Your existing network, once formed, is the foundation for scalability, whether you add WFDs to the perimeter of the network, or to the interior of the existing network. Don't forget that this is a mesh network. Devices do not need to be within the range of the gateway, they just need to be close to another wireless instrument.

Specifying WirelessHARTTM instrumentation is easy

WirelessHARTTM devices are all basically the same when it comes to their wireless characteristics. All you have to do is to make sure the device is registered with the HART Communication Foundation. This is the indicator of a good wireless design, which has been tested for interoperability with other vendors' products.

Some devices may offer antenna options that will alter the distance assumptions you may make using a standard WirelessHARTTM antenna. If you are trying to "push" a signal from a very remote WFD at the very edge of the mesh, for example, you might want to consider a higher gain antenna than standard.

The other thing you need to decide is whether you want the devices preconfigured with the network ID and join key entered by your supplier, if it is offered. There are reasons both for and against this. Some end users may wish to enter their own network ID and join key information at commissioning time.
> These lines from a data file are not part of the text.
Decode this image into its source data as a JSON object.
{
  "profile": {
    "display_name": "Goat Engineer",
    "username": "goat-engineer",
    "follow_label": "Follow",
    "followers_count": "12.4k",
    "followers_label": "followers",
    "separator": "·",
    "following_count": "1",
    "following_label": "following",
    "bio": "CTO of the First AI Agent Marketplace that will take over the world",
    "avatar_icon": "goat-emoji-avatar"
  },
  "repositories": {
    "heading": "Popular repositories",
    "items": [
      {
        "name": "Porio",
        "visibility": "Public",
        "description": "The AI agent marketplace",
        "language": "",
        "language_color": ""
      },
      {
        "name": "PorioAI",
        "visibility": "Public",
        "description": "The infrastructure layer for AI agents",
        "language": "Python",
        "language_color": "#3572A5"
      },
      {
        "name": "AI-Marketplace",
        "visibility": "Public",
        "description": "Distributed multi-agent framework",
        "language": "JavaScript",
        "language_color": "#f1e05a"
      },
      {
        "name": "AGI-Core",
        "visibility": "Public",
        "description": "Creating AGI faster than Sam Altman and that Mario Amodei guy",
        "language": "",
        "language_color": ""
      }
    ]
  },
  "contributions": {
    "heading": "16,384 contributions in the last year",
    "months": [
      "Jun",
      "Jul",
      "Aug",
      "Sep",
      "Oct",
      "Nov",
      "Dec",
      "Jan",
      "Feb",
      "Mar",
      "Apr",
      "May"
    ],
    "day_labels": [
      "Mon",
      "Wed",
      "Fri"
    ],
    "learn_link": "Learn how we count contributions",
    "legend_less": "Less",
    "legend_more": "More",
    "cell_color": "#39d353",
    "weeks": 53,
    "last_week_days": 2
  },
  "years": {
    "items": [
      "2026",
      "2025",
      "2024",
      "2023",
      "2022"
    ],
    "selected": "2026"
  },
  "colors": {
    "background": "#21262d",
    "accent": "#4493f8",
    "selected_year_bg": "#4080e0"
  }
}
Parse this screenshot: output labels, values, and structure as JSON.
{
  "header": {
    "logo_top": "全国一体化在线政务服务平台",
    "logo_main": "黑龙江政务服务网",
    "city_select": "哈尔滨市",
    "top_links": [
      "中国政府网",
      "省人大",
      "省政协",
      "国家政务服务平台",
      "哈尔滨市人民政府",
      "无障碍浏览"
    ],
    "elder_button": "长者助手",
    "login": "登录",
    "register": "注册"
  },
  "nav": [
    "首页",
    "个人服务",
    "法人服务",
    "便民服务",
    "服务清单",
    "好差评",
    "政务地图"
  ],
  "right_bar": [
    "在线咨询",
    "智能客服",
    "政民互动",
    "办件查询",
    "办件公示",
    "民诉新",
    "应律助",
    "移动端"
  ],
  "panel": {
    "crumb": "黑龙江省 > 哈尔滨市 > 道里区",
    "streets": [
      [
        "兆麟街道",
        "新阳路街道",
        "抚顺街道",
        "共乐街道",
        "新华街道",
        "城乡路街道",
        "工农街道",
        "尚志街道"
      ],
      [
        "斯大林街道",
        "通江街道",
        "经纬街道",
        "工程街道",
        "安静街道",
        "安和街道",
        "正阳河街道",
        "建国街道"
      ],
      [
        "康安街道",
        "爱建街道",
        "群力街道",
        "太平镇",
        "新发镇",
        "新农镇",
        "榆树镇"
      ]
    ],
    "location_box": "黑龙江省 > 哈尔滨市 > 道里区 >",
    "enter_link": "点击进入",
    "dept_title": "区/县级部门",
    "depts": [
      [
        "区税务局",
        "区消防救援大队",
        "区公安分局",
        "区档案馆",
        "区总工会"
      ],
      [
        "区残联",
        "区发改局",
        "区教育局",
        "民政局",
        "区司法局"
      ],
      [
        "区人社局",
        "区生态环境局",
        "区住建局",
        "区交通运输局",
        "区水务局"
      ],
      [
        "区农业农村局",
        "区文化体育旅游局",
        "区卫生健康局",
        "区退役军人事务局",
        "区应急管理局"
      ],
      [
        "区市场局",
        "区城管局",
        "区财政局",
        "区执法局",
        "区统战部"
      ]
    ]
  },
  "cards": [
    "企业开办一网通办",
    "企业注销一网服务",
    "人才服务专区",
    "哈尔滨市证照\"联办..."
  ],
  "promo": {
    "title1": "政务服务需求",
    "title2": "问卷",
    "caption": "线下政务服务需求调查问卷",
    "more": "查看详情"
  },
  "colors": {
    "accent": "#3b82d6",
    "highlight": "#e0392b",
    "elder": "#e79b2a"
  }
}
Commissioning Wireless Field Devices

As with wired HART, a HART handheld or PC tool will allow you to join WirelessHARTTM devices to the network. You start with the gateway. Install and apply power to the gateway, and then install the devices one by one, beginning with the device closest to the gateway. To do that, you install or activate the device's power source (whether it is line power or battery) and enter the network ID and the network Join Key. Then set the refresh (update) rate and verify that the device has joined the network either by using a handheld or PC field tool, or at the gateway.

Next, verify the device operation by checking tags, engineering units, PV update rate and if the unit is battery-powered, the battery life. One of the unique features of the WirelessHARTTM specification is that the battery life variable is required to be reported as "net time remaining" rather than a simple voltage or numeric value with no context.

Verify the gateway, checking for a minimum of 5 direct connections, and in large networks, make sure that at least 25% of the devices connect directly to the gateway.

Secure WirelessHARTTM networks

WirelessHARTTM is designed to be highly secure from the beginning, but there are some recommended best practices to help you make the network even more secure. The fundamental security precaution is "key management." Segment the networks using different network IDs for different process units. Provide a global join key for all devices or an individual join key for each device. The join key can be fixed or rotating (controlled by the network manager software), and assignment can be made either at the factory with the order or on the bench in the instrument shop.

The use of "white lists" which only permit approved devices to join the network is another recommended practice for increasing the security of your WirelessHARTTM network.